In the album bio, singer / guitarist Wallace Dietz succinctly states:
Tilt-A-Whirl’ will have a different vibe from earlier Silent Boys albums:
“It will still retain a vintage sound, but the listener will detect some new and different influences. And while it may be the most mature album we’ve ever done, I’m not ready to concede my immaturity just yet!
In fact it is the above tension between maturity and youth that causes the irresistable fraction in this album, as two distinct styles fail to merge in that perfect way that the vocalists in The Go-Betweens had to bring their very specific ‘own thing’ to an overall aesthetic.

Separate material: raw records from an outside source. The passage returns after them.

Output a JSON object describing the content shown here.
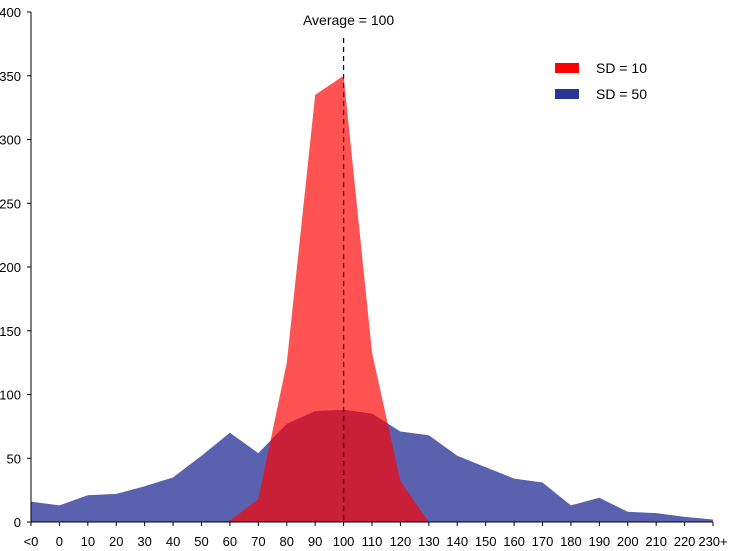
{
  "chart_data": {
    "type": "area",
    "categories": [
      "<0",
      "0",
      "10",
      "20",
      "30",
      "40",
      "50",
      "60",
      "70",
      "80",
      "90",
      "100",
      "110",
      "120",
      "130",
      "140",
      "150",
      "160",
      "170",
      "180",
      "190",
      "200",
      "210",
      "220",
      "230+"
    ],
    "series": [
      {
        "name": "SD = 50",
        "color": "#2b3598",
        "values": [
          16,
          13,
          21,
          22,
          28,
          35,
          52,
          70,
          54,
          77,
          87,
          88,
          85,
          71,
          68,
          52,
          43,
          34,
          31,
          13,
          19,
          8,
          7,
          4,
          2
        ]
      },
      {
        "name": "SD = 10",
        "color": "#ff0000",
        "values": [
          0,
          0,
          0,
          0,
          0,
          0,
          0,
          1,
          18,
          125,
          335,
          350,
          133,
          32,
          0,
          0,
          0,
          0,
          0,
          0,
          0,
          0,
          0,
          0,
          0
        ]
      }
    ],
    "ylim": [
      0,
      400
    ],
    "yticks": [
      "0",
      "50",
      "100",
      "150",
      "200",
      "250",
      "300",
      "350",
      "400"
    ],
    "annotation": {
      "text": "Average = 100",
      "x": "100"
    },
    "legend": "top-right",
    "grid": false
  }
}
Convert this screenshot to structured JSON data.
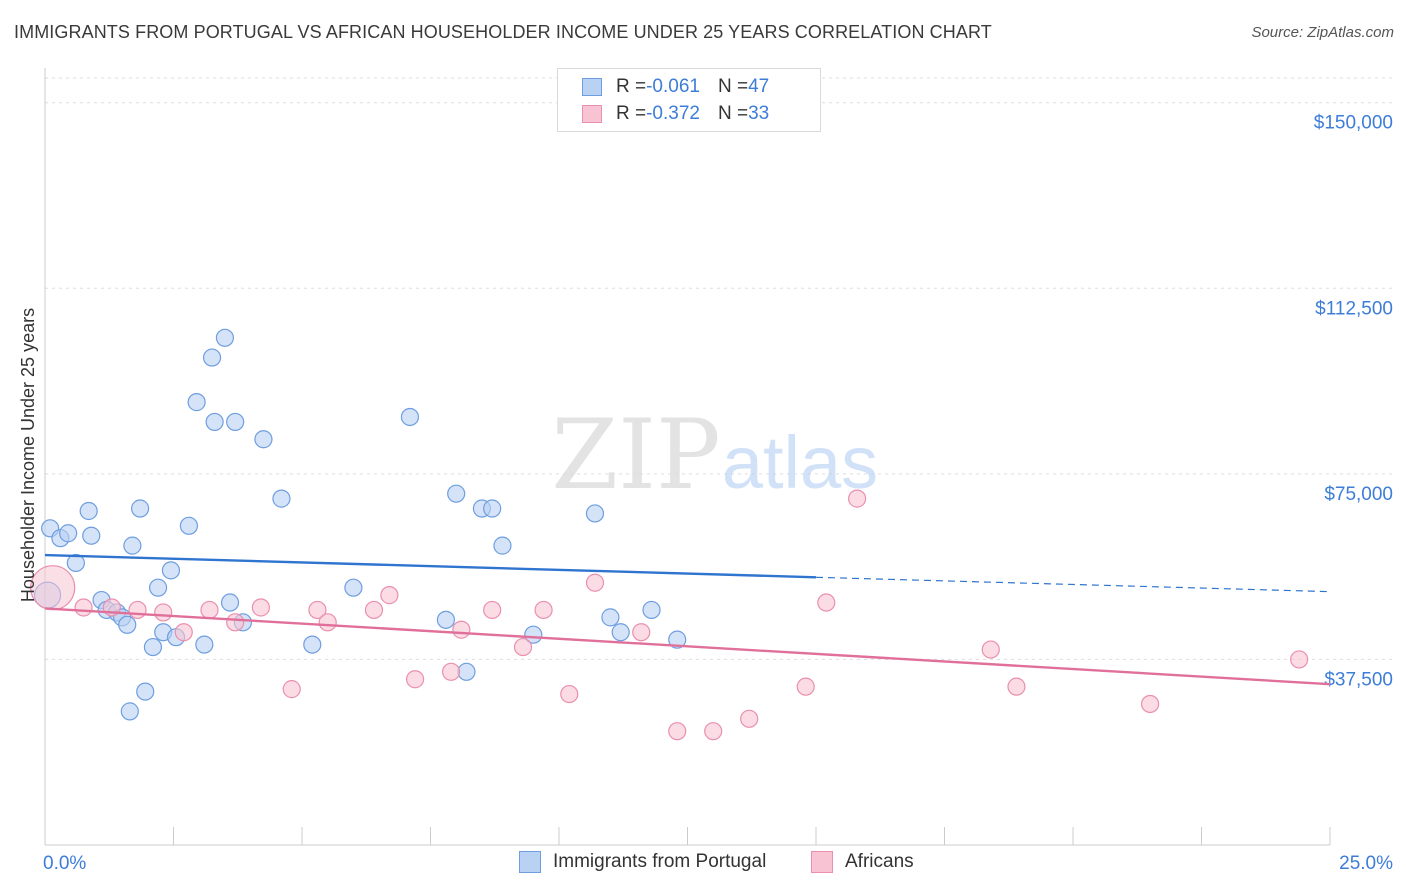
{
  "header": {
    "title": "IMMIGRANTS FROM PORTUGAL VS AFRICAN HOUSEHOLDER INCOME UNDER 25 YEARS CORRELATION CHART",
    "source": "Source: ZipAtlas.com"
  },
  "watermark": {
    "zip": "ZIP",
    "atlas": "atlas"
  },
  "legend_top": {
    "rows": [
      {
        "r_label": "R = ",
        "r_value": "-0.061",
        "n_label": "N = ",
        "n_value": "47"
      },
      {
        "r_label": "R = ",
        "r_value": "-0.372",
        "n_label": "N = ",
        "n_value": "33"
      }
    ]
  },
  "chart_data": {
    "type": "scatter",
    "xlabel": "",
    "ylabel": "Householder Income Under 25 years",
    "xlim": [
      0,
      25
    ],
    "ylim": [
      0,
      155000
    ],
    "x_tick_labels": [
      "0.0%",
      "25.0%"
    ],
    "y_ticks": [
      37500,
      75000,
      112500,
      150000
    ],
    "y_tick_labels": [
      "$37,500",
      "$75,000",
      "$112,500",
      "$150,000"
    ],
    "grid": true,
    "legend_position": "bottom",
    "colors": {
      "portugal_fill": "#b9d1f3",
      "portugal_stroke": "#6e9ee0",
      "portugal_line": "#2f74cf",
      "africans_fill": "#f8c4d4",
      "africans_stroke": "#ea8faf",
      "africans_line": "#e0709a",
      "tick_label": "#3d7dd8"
    },
    "series": [
      {
        "name": "Immigrants from Portugal",
        "r": -0.061,
        "n": 47,
        "points": [
          [
            0.05,
            50500
          ],
          [
            0.1,
            64000
          ],
          [
            0.3,
            62000
          ],
          [
            0.45,
            63000
          ],
          [
            0.6,
            57000
          ],
          [
            0.85,
            67500
          ],
          [
            0.9,
            62500
          ],
          [
            1.1,
            49500
          ],
          [
            1.2,
            47500
          ],
          [
            1.4,
            47000
          ],
          [
            1.5,
            46000
          ],
          [
            1.6,
            44500
          ],
          [
            1.65,
            27000
          ],
          [
            1.7,
            60500
          ],
          [
            1.85,
            68000
          ],
          [
            1.95,
            31000
          ],
          [
            2.1,
            40000
          ],
          [
            2.2,
            52000
          ],
          [
            2.3,
            43000
          ],
          [
            2.45,
            55500
          ],
          [
            2.55,
            42000
          ],
          [
            2.8,
            64500
          ],
          [
            2.95,
            89500
          ],
          [
            3.1,
            40500
          ],
          [
            3.25,
            98500
          ],
          [
            3.3,
            85500
          ],
          [
            3.5,
            102500
          ],
          [
            3.6,
            49000
          ],
          [
            3.7,
            85500
          ],
          [
            3.85,
            45000
          ],
          [
            4.25,
            82000
          ],
          [
            4.6,
            70000
          ],
          [
            5.2,
            40500
          ],
          [
            6.0,
            52000
          ],
          [
            7.1,
            86500
          ],
          [
            7.8,
            45500
          ],
          [
            8.0,
            71000
          ],
          [
            8.2,
            35000
          ],
          [
            8.5,
            68000
          ],
          [
            8.7,
            68000
          ],
          [
            8.9,
            60500
          ],
          [
            9.5,
            42500
          ],
          [
            10.7,
            67000
          ],
          [
            11.0,
            46000
          ],
          [
            11.2,
            43000
          ],
          [
            11.8,
            47500
          ],
          [
            12.3,
            41500
          ]
        ]
      },
      {
        "name": "Africans",
        "r": -0.372,
        "n": 33,
        "points": [
          [
            0.15,
            52000
          ],
          [
            0.75,
            48000
          ],
          [
            1.3,
            48000
          ],
          [
            1.8,
            47500
          ],
          [
            2.3,
            47000
          ],
          [
            2.7,
            43000
          ],
          [
            3.2,
            47500
          ],
          [
            3.7,
            45000
          ],
          [
            4.2,
            48000
          ],
          [
            4.8,
            31500
          ],
          [
            5.3,
            47500
          ],
          [
            5.5,
            45000
          ],
          [
            6.4,
            47500
          ],
          [
            6.7,
            50500
          ],
          [
            7.2,
            33500
          ],
          [
            7.9,
            35000
          ],
          [
            8.1,
            43500
          ],
          [
            8.7,
            47500
          ],
          [
            9.3,
            40000
          ],
          [
            9.7,
            47500
          ],
          [
            10.2,
            30500
          ],
          [
            10.7,
            53000
          ],
          [
            11.6,
            43000
          ],
          [
            12.3,
            23000
          ],
          [
            13.0,
            23000
          ],
          [
            13.7,
            25500
          ],
          [
            14.8,
            32000
          ],
          [
            15.2,
            49000
          ],
          [
            15.8,
            70000
          ],
          [
            18.4,
            39500
          ],
          [
            18.9,
            32000
          ],
          [
            21.5,
            28500
          ],
          [
            24.4,
            37500
          ]
        ]
      }
    ],
    "trendlines": [
      {
        "series": "Immigrants from Portugal",
        "x": [
          0,
          15,
          25
        ],
        "y": [
          58600,
          54100,
          51200
        ],
        "dashed_from": 15
      },
      {
        "series": "Africans",
        "x": [
          0,
          25
        ],
        "y": [
          47800,
          32500
        ]
      }
    ]
  },
  "bottom_legend": {
    "items": [
      {
        "label": "Immigrants from Portugal"
      },
      {
        "label": "Africans"
      }
    ]
  }
}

The ‘maturity’ is represented by the sense of grandiose that only those of more experienced years can really purvey. Such an essence is seen in tracks such as Monsters in My Head and Simplicity with their interrupting, ostentatious 80’s electric guitars. Similarly, the melancholic orchestration of the quite brilliant Lawrence of Arabia (see below) and the semi robotic post-punk of Silencing City have their own sense of massive.
The Silent Boys have always done things their own way, seemingly whenever the mood has arisen. However, the above tracks are just more bombastic and reeking of ‘deserved egotism’, in the same manner as ageing male Doctor’s tends to speak with the sort of booming baritone that exudes the confidence of ‘years’. It’s almost a right and one that The Silent Boys are finally claiming.
Thankfully, the more youthful ying to the ego’s yang. is still very much what this act are famed for. As such their precious, jangly indie-pop courses the slightly lo-fi muffled production of a modern act like The Reds, Pinks and Purples through all manner of lucid The Go-Betweens reference points, whilst being held together by the foundation of a semi Lloyd Cole / Phil Sutton croon.
These tracks are the reason ‘you pay your entrance fee’ and probably/hopefully always will be, no matter how much their releases become augmented by other layers of brilliance.
After not really revelling in anything near the realms of ‘prolific’ in the last few decades, let us now hope that two albums in consecutive years, signals the increased likelihood of much more from this amazing Virginian four-piece.